The former patient alleges that Dr. Briggs, 40, had a relationship with her while she was his patient between early 1990 and August 1992, and that he used her "for his own personal and emotional satisfaction."

Dr. Briggs "wrongfully took advantage of his position of power and trust" in initiating and encouraging the relationship, the suit alleges.

The patient "has suffered severe emotional distress, mental anguish, fear of doctors, requires additional therapy and treatment and has incurred medical and other expenses," the suit says.

A Severna Park woman who sued Dr. Briggs June 23 alleges that he got her pregnant two times and that he persuaded her to have two abortions while she was his patient.

That suit also claims that Dr. Briggs removed an intrauterine device from the plaintiff after her first abortion, failed to tell her he had removed it and later performed the second abortion himself "at his office secretly in the evening after the office was officially closed."

Dr. Briggs surrendered his license to practice medicine Nov. 19, 1992, after the patients filed complaints with the state Board of Physician Quality Assurance. He has since moved to upstate New York, where he held another license to practice medicine.

He is working at the Women's Health Clinic in Carthage, N.Y., and has staff privileges at the Carthage Area Hospital. He did not return phone calls yesterday.

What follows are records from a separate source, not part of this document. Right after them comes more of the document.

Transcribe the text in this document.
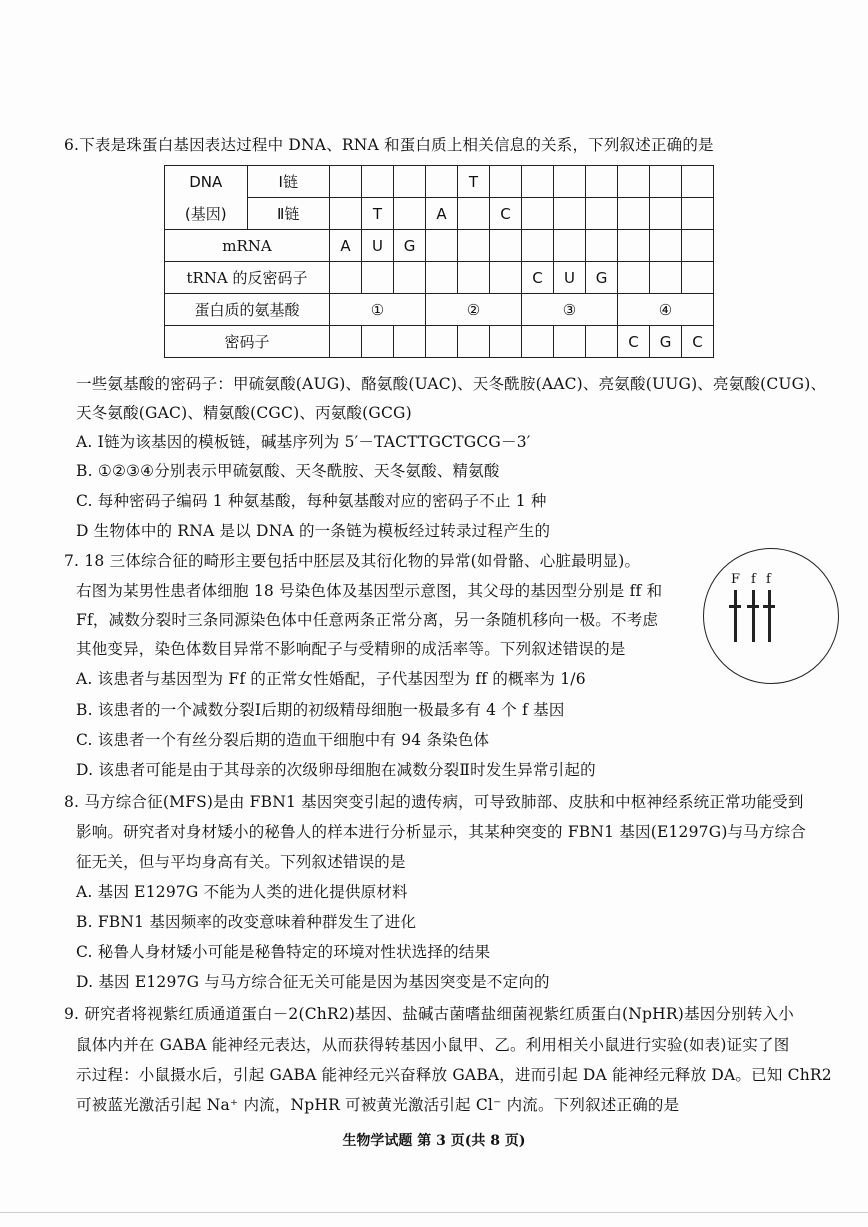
6.下表是珠蛋白基因表达过程中 DNA、RNA 和蛋白质上相关信息的关系，下列叙述正确的是
DNA	Ⅰ链					T							
(基因)	Ⅱ链		T		A		C						
mRNA		A	U	G									
tRNA 的反密码子								C	U	G			
蛋白质的氨基酸		①			②			③			④		
密码子											C	G	C
一些氨基酸的密码子：甲硫氨酸(AUG)、酪氨酸(UAC)、天冬酰胺(AAC)、亮氨酸(UUG)、亮氨酸(CUG)、
天冬氨酸(GAC)、精氨酸(CGC)、丙氨酸(GCG)
A. Ⅰ链为该基因的模板链，碱基序列为 5′－TACTTGCTGCG－3′
B. ①②③④分别表示甲硫氨酸、天冬酰胺、天冬氨酸、精氨酸
C. 每种密码子编码 1 种氨基酸，每种氨基酸对应的密码子不止 1 种
D 生物体中的 RNA 是以 DNA 的一条链为模板经过转录过程产生的
7. 18 三体综合征的畸形主要包括中胚层及其衍化物的异常(如骨骼、心脏最明显)。
右图为某男性患者体细胞 18 号染色体及基因型示意图，其父母的基因型分别是 ff 和
Ff，减数分裂时三条同源染色体中任意两条正常分离，另一条随机移向一极。不考虑
其他变异，染色体数目异常不影响配子与受精卵的成活率等。下列叙述错误的是
A. 该患者与基因型为 Ff 的正常女性婚配，子代基因型为 ff 的概率为 1/6
B. 该患者的一个减数分裂Ⅰ后期的初级精母细胞一极最多有 4 个 f 基因
C. 该患者一个有丝分裂后期的造血干细胞中有 94 条染色体
D. 该患者可能是由于其母亲的次级卵母细胞在减数分裂Ⅱ时发生异常引起的
F f f
8. 马方综合征(MFS)是由 FBN1 基因突变引起的遗传病，可导致肺部、皮肤和中枢神经系统正常功能受到
影响。研究者对身材矮小的秘鲁人的样本进行分析显示，其某种突变的 FBN1 基因(E1297G)与马方综合
征无关，但与平均身高有关。下列叙述错误的是
A. 基因 E1297G 不能为人类的进化提供原材料
B. FBN1 基因频率的改变意味着种群发生了进化
C. 秘鲁人身材矮小可能是秘鲁特定的环境对性状选择的结果
D. 基因 E1297G 与马方综合征无关可能是因为基因突变是不定向的
9. 研究者将视紫红质通道蛋白－2(ChR2)基因、盐碱古菌嗜盐细菌视紫红质蛋白(NpHR)基因分别转入小
鼠体内并在 GABA 能神经元表达，从而获得转基因小鼠甲、乙。利用相关小鼠进行实验(如表)证实了图
示过程：小鼠摄水后，引起 GABA 能神经元兴奋释放 GABA，进而引起 DA 能神经元释放 DA。已知 ChR2
可被蓝光激活引起 Na⁺ 内流，NpHR 可被黄光激活引起 Cl⁻ 内流。下列叙述正确的是
生物学试题 第 3 页(共 8 页)
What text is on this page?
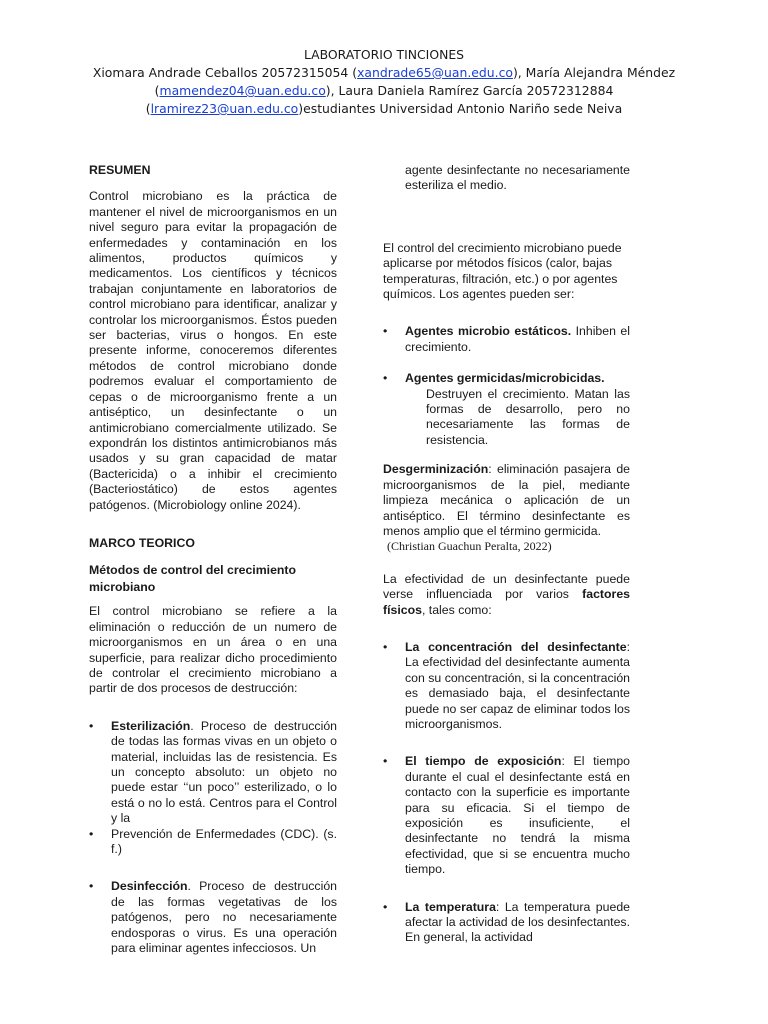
LABORATORIO TINCIONES
Xiomara Andrade Ceballos 20572315054 (xandrade65@uan.edu.co), María Alejandra Méndez
(mamendez04@uan.edu.co), Laura Daniela Ramírez García 20572312884
(lramirez23@uan.edu.co)estudiantes Universidad Antonio Nariño sede Neiva

RESUMEN

Control microbiano es la práctica de mantener el nivel de microorganismos en un nivel seguro para evitar la propagación de enfermedades y contaminación en los alimentos, productos químicos y medicamentos. Los científicos y técnicos trabajan conjuntamente en laboratorios de control microbiano para identificar, analizar y controlar los microorganismos. Éstos pueden ser bacterias, virus o hongos. En este presente informe, conoceremos diferentes métodos de control microbiano donde podremos evaluar el comportamiento de cepas o de microorganismo frente a un antiséptico, un desinfectante o un antimicrobiano comercialmente utilizado. Se expondrán los distintos antimicrobianos más usados y su gran capacidad de matar (Bactericida) o a inhibir el crecimiento (Bacteriostático) de estos agentes patógenos. (Microbiology online 2024).

MARCO TEORICO

Métodos de control del crecimiento microbiano

El control microbiano se refiere a la eliminación o reducción de un numero de microorganismos en un área o en una superficie, para realizar dicho procedimiento de controlar el crecimiento microbiano a partir de dos procesos de destrucción:

• Esterilización. Proceso de destrucción de todas las formas vivas en un objeto o material, incluidas las de resistencia. Es un concepto absoluto: un objeto no puede estar ‘‘un poco’’ esterilizado, o lo está o no lo está. Centros para el Control y la
• Prevención de Enfermedades (CDC). (s. f.)
• Desinfección. Proceso de destrucción de las formas vegetativas de los patógenos, pero no necesariamente endosporas o virus. Es una operación para eliminar agentes infecciosos. Un

agente desinfectante no necesariamente esteriliza el medio.

El control del crecimiento microbiano puede aplicarse por métodos físicos (calor, bajas temperaturas, filtración, etc.) o por agentes químicos. Los agentes pueden ser:

• Agentes microbio estáticos. Inhiben el crecimiento.
• Agentes germicidas/microbicidas.
Destruyen el crecimiento. Matan las formas de desarrollo, pero no necesariamente las formas de resistencia.

Desgerminización: eliminación pasajera de microorganismos de la piel, mediante limpieza mecánica o aplicación de un antiséptico. El término desinfectante es menos amplio que el término germicida.
(Christian Guachun Peralta, 2022)

La efectividad de un desinfectante puede verse influenciada por varios factores físicos, tales como:

• La concentración del desinfectante: La efectividad del desinfectante aumenta con su concentración, si la concentración es demasiado baja, el desinfectante puede no ser capaz de eliminar todos los microorganismos.
• El tiempo de exposición: El tiempo durante el cual el desinfectante está en contacto con la superficie es importante para su eficacia. Si el tiempo de exposición es insuficiente, el desinfectante no tendrá la misma efectividad, que si se encuentra mucho tiempo.
• La temperatura: La temperatura puede afectar la actividad de los desinfectantes. En general, la actividad
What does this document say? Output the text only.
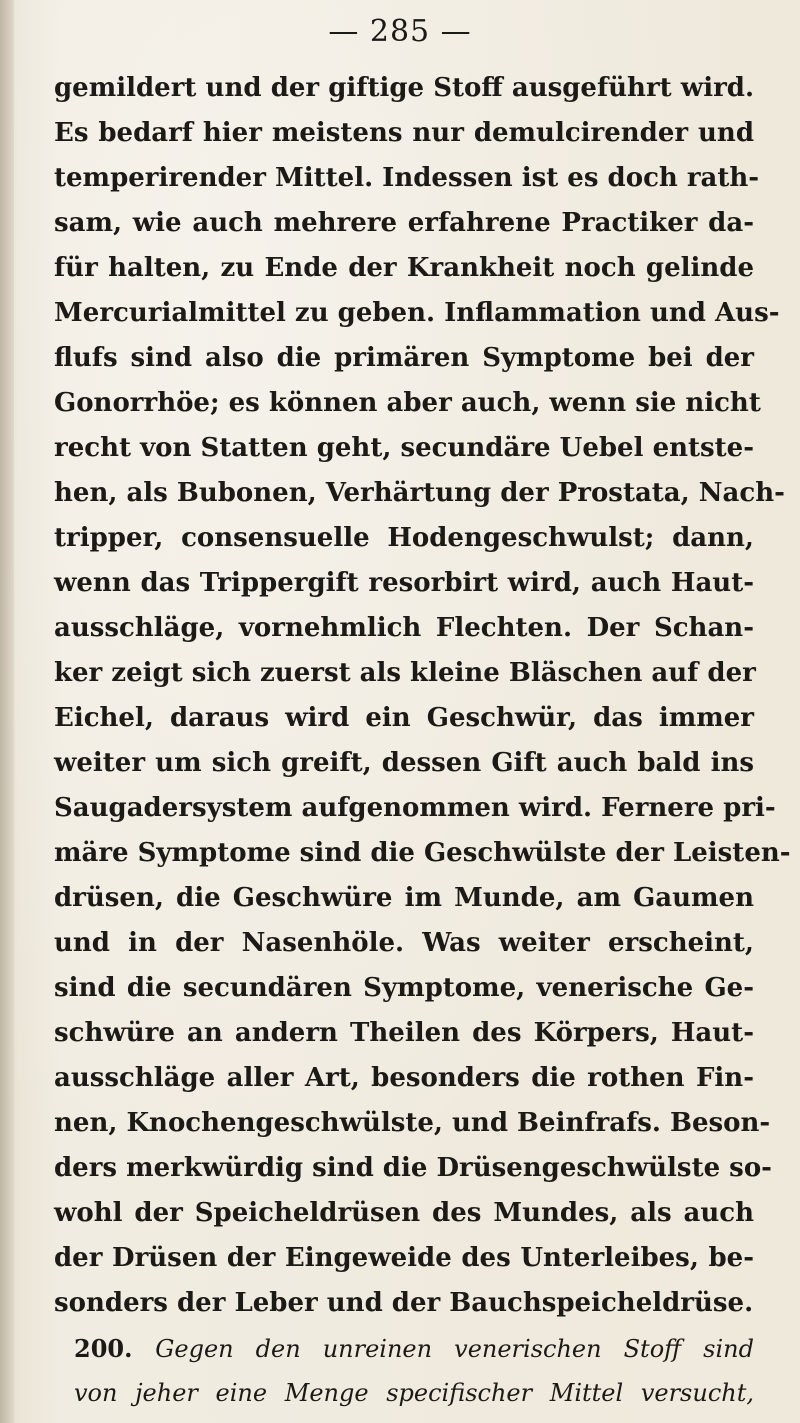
— 285 —
gemildert und der giftige Stoff ausgeführt wird.
Es bedarf hier meistens nur demulcirender und
temperirender Mittel. Indessen ist es doch rath-
sam, wie auch mehrere erfahrene Practiker da-
für halten, zu Ende der Krankheit noch gelinde
Mercurialmittel zu geben. Inflammation und Aus-
flufs sind also die primären Symptome bei der
Gonorrhöe; es können aber auch, wenn sie nicht
recht von Statten geht, secundäre Uebel entste-
hen, als Bubonen, Verhärtung der Prostata, Nach-
tripper, consensuelle Hodengeschwulst; dann,
wenn das Trippergift resorbirt wird, auch Haut-
ausschläge, vornehmlich Flechten. Der Schan-
ker zeigt sich zuerst als kleine Bläschen auf der
Eichel, daraus wird ein Geschwür, das immer
weiter um sich greift, dessen Gift auch bald ins
Saugadersystem aufgenommen wird. Fernere pri-
märe Symptome sind die Geschwülste der Leisten-
drüsen, die Geschwüre im Munde, am Gaumen
und in der Nasenhöle. Was weiter erscheint,
sind die secundären Symptome, venerische Ge-
schwüre an andern Theilen des Körpers, Haut-
ausschläge aller Art, besonders die rothen Fin-
nen, Knochengeschwülste, und Beinfrafs. Beson-
ders merkwürdig sind die Drüsengeschwülste so-
wohl der Speicheldrüsen des Mundes, als auch
der Drüsen der Eingeweide des Unterleibes, be-
sonders der Leber und der Bauchspeicheldrüse.
200. Gegen den unreinen venerischen Stoff sind
von jeher eine Menge specifischer Mittel versucht,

Legal experts say doctors frequently move to another state when their licenses are suspended or revoked in one state.

"It's something that happens all too frequently," said Joanne L. Suder, a lawyer representing the Severna Park woman.

Officials in Carthage say they knew about the allegations and discussed them with Dr. Briggs before hiring him. Lawrence Hasseler, a lawyer and president of the Carthage hospital's board of directors, said Dr. Briggs attributed the complaints to "mistakes of judgment" that involved women with whom he had romantic relationships.

Dr. Briggs' legal problems are not limited to Maryland. The Watertown, N.Y. Daily Times reported last month that on Sept. 24, 1993, a 22-year-old patient filed a complaint with the New York state Health Department saying Dr. Briggs humiliated and offended her during a vaginal exam.

William Fagel, a spokesman for the department's Office of Professional Medical Conduct, said state law prohibits him from discussing whether any physician is under investigation. He also said that "it might be worth it to make periodic checks" on the status of Dr. Briggs' license.